In de planregels zijn de navolgende aanpassingen doorgevoerd:
  • het bepaalde onder artikel 4.2.1 is geschrapt;
  • aan artikel 5.1 onder c is toegevoegd: c. maximaal 1 bouwwerk met een maximum oppervlak van 100 m² ten behoeve van een showroom met een maximum goothoogte van 3,0 m en een minimum afstand tot de perceelsgrens van 5,0 m;
  • aan artikel 5.1 onder e wordt toegevoegd "met een maximum vloeroppervlak zoals aangeduid op de verbeelding"
  • aan artikel 5.1 wordt lid o ingevoegd met: "ter plaatse van de aanduiding 'specifieke vorm van bedrijf - showmodellen' is de uitstalling van producten toegestaan waaronder begrepen maximaal 3 tuinhuisjes/overkappingen";
  • aan artikel 5.1 wordt lid p toegevoegd met: "ter plaatse van de aanduiding 'specifieke vorm van bedrijf - showmodellen 2' is de opslag en stalling van showmodellen toegestaan waarbij maximaal 200 m2 bvo gebruikt mag worden voor de directe verkoop aan particulieren en 100 m2 als showroom";
  • artikel 5.4.3 wordt herschreven tot: "Het oprichten van nieuwe bebouwing ter plaatse van de aanduiding 'specifieke vorm van bedrijf - sloop' en zoals bedoeld in artikel 5 lid 1 sub e tot het maximum zoals op de verbeelding is opgenomen is slechts toegestaan als het meerdere aan bestaande bebouwing buiten het bouwvlak gesloopt is.
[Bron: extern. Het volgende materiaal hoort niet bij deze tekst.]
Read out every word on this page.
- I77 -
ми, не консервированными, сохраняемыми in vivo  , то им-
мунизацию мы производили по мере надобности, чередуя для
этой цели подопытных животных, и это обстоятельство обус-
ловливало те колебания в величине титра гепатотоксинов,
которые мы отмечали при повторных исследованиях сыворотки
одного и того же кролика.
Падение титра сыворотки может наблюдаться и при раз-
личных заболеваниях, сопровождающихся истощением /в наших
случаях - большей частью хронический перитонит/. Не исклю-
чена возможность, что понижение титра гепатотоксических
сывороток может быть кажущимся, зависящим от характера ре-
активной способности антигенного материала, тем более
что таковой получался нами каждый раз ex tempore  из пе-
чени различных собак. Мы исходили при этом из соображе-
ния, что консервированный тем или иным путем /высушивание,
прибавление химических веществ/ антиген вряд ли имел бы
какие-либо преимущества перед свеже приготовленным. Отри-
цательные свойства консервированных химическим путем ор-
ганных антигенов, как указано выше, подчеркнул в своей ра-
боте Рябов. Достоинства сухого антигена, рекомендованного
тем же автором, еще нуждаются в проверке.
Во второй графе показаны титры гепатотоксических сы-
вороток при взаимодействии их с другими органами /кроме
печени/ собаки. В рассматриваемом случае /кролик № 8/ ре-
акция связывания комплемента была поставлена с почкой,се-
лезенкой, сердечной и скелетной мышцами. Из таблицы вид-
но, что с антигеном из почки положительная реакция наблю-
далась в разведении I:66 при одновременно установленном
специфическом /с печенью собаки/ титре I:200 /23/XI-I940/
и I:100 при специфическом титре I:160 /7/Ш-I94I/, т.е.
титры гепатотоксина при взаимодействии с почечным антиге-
Het totaal aan nieuwe bebouwing en bestaande bebouwing kan niet meer bedragen dan op de verbeelding is aangeduid.";
  • artikel 7.1 onder e wordt ingevoegd met: "een zoekzone voor een nieuw leidingtracé ter plaatse van de aanduiding 'specifieke vorm van Leiding - Zoekzone";
  • artikel 8.1 onder b is geschrapt;
  • artikel 21.2.1 onder d is ingevoegd en luidt: "binnen een bouwvlak mag tussen twee niet als zodanig aaneengebouwde woningen de afstand van elk van de woningen tot de onderlinge perceelsgrens bij nieuwbouw niet minder dan 3m bedragen;"
  • artikel 21.2.2 onder d is ingevoegd en luidt: "in afwijking van het bepaalde onder a en b bedraagt het gezamenlijk te bebouwen oppervlak aan bijbehorende bouwwerken bij het hoofdgebouw zoveel als is toegestaan op grond van het bepaalde onder a en b vermeerderd met hetgeen is aangeduid ter plaatse van de aanduiding 'oppervlak m2';"
  • artikel 22.2.2 onder e is ingevoegd en luidt: "in afwijking van het bepaalde onder a zijn ter plaatse van de aanduiding 'bijgebouwen' ook bijbehorende bouwwerken voor de voorgevel toegestaan;"
  • artikel 24.3 onder c is opgenomen en luidt: "er geen kwetsbare objecten worden toegelaten."
  • artikel 24.4 onder a is aangepast en luidt: "tijdelijke en permanente buitenopslag van goederen binnen de dubbelbestemming Leiding - Gas is niet toegestaan;"
  • artikel 24.5.1 onder e is toegevoegd en luidt: "het indrijven van voorwerpen in de bodem, zoals lichtmasten, wegwijzers en ander straatmeubilair."
  • artikel 34.1 onder e is toegevoegd en luidt: "het opnemen van de dubbelbestemming Leiding - Gas ter plaatse van de aanduiding 'specifieke vorm van Leiding - Zoekzone';"
  • artikel 34.4 onder f is toegevoegd en luidt: "voordat tot wijziging wordt overgegaan, wordt daar waar de te wijzigen bestemming samenvalt met de dubbelbestemming ‘Leiding-Gas’, schriftelijk advies ingewonnen bij de leidingbeheerder;"
  • artikel 34.15 onder h is toegevoegd en luidt: "voordat tot wijziging wordt overgegaan, wordt daar waar de te wijzigen bestemming samenvalt met de dubbelbestemming ‘Leiding-Gas’, schriftelijk advies ingewonnen bij de leidingbeheerder;"
  • artikel 36 is al administratieve bepaling opgenomen.

3 Uitvoerbaarheid

3.1 Maatschappelijke Uitvoerbaarheid

3.1.1 Zienswijzen

Het ontwerpbestemmingsplan correctieve herziening Bebouwde Kom heeft gedurende zes weken voor een ieder ter visie gelegen, van 26 september tot en met 6 november 2018. Gedurende de periode van ter inzage legging zijn er 4 zienswijzen en 2 overlegreacties ingediend. In de Nota van beantwoording zienswijzen zijn de zienswijzen en overlegreacties samengevat en voorzien van een antwoord (zie bijlagen bij toelichting bijlage 4).